This focus on developing ‘New Men’, a new consciousness and new ways of living is given fuller attention in a very different way in the rich tapestry of the five novels of Selenna (Pam Giblin), whose work may well become important in understanding the aesthetics of the new environmental Age of Transition to a lower intensity energy regime, as we move into a postcarbon future. And just as Vormair’s novel, Giblin’s fictions, that is Nemeton (1992), Beyond the Veils of Time (1997), A Question of Sovereignty (1999), Daughter of the Sun God—The Fall (2011), Daughter of the Sun God—Grace (2011)[i] are largely unknown and, with very few exceptions,[ii] have not been reviewed. At this stage we can only wonder how much speculative writing exists beyond the constraints of commercial publishing and addresses issues excluded from mainstream dialogues.
Her first novel is set on a small peninsula on the coast of Tasmania, which is then cut off with rising seas. It explores the options of a small community and their growth and unfolding after the breakdown of mainstream society with global warming, known as the ‘Collapse’. When I asked Pam Giblin about the inspiration for her first powerful novel written in the early 1990s, this was her response.

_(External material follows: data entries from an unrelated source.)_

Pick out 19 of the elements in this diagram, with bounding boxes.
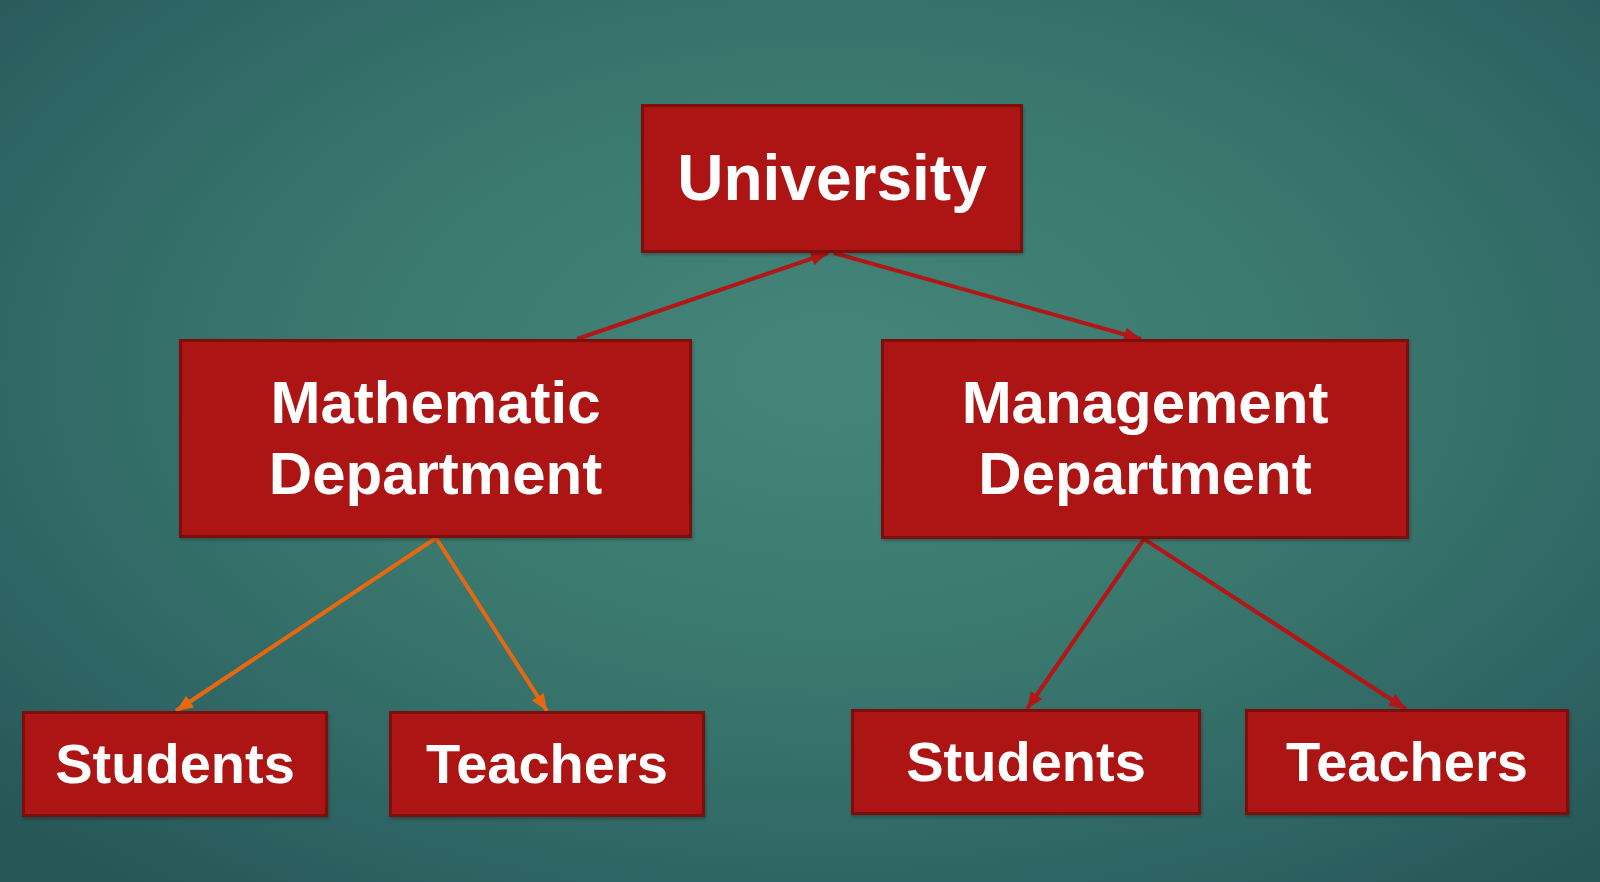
box-label: Mathematic Department xyxy=(267,367,604,509)
box-label: Students xyxy=(906,728,1146,795)
arrow xyxy=(576,251,829,341)
org-chart-box xyxy=(179,339,692,538)
org-chart-box xyxy=(1245,709,1569,815)
box-label: University xyxy=(677,140,987,216)
arrow xyxy=(174,536,438,713)
arrow xyxy=(434,536,549,713)
box-label: Students xyxy=(55,730,295,797)
org-chart-box xyxy=(389,711,705,817)
org-chart-box xyxy=(22,711,328,817)
arrow xyxy=(1025,537,1146,711)
box-label: Teachers xyxy=(426,730,668,797)
box-label: Management Department xyxy=(960,368,1330,509)
org-chart-box xyxy=(641,104,1023,253)
org-chart-box xyxy=(881,339,1409,539)
org-chart-box xyxy=(851,709,1201,815)
arrow xyxy=(1142,537,1408,711)
box-label: Teachers xyxy=(1286,728,1528,795)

‘Something was needed to bring people back to their essence.
As Within, So Without
And so Nemeton was conceived. Influenced by the Celtic mythology that I devoured, it began as a short story set in the future—but as if in the past. It opened with the full moon witnessing a young woman walk to her place of initiation. As the story unfolded, I blended my own growing sense of personal freedom, the result of communal spiritual rituals with the philosophy of environmental politics of the time. This ‘era of cities’ would end. What would happen when the sea levels rose and destroyed them? Would it not force us to take stock of who we were, and reflect back to us the truth of our dysfunctional and unfulfilled existence? If we could see that this destruction was brought about by this very dysfunction, what would we choose to replace it? Answers to these questions took over and I was a captive to the story’s compulsion.[iii]
For those who prefer the ecotopian, visionary novels of Starhawk’s earth based spirituality, The Fifth Sacred Thing and Walking to Mercury, or even those by Marge Piercy, Selenna has similar preoccupations and answers in her exploration of the interplay of the profane and sacred in Tasmania. As she explains:
As governments fail to act and their economies crumble, the Collapse opens the door for the final stage of human development; but how many will choose to cross the threshold—into a future whose lores are as old as time itself? Few believe they have the necessary skills to make the change. For those that do, an exciting world awaits…’ [iv]
[i] http://www.selenna.com.au/
[ii] AUSTLIT Australian Literature Resource
[iii] Pam Giblin, [Selenna], ‘And So Within, Without: Reflections on a Writing Career’ interviewed by
Deborah Jordan, Hecate 1&2, (2013): 115.
[iv] Pam Giblin, Nemeton, Koonya, Tasmania: Koonya Press, 1992.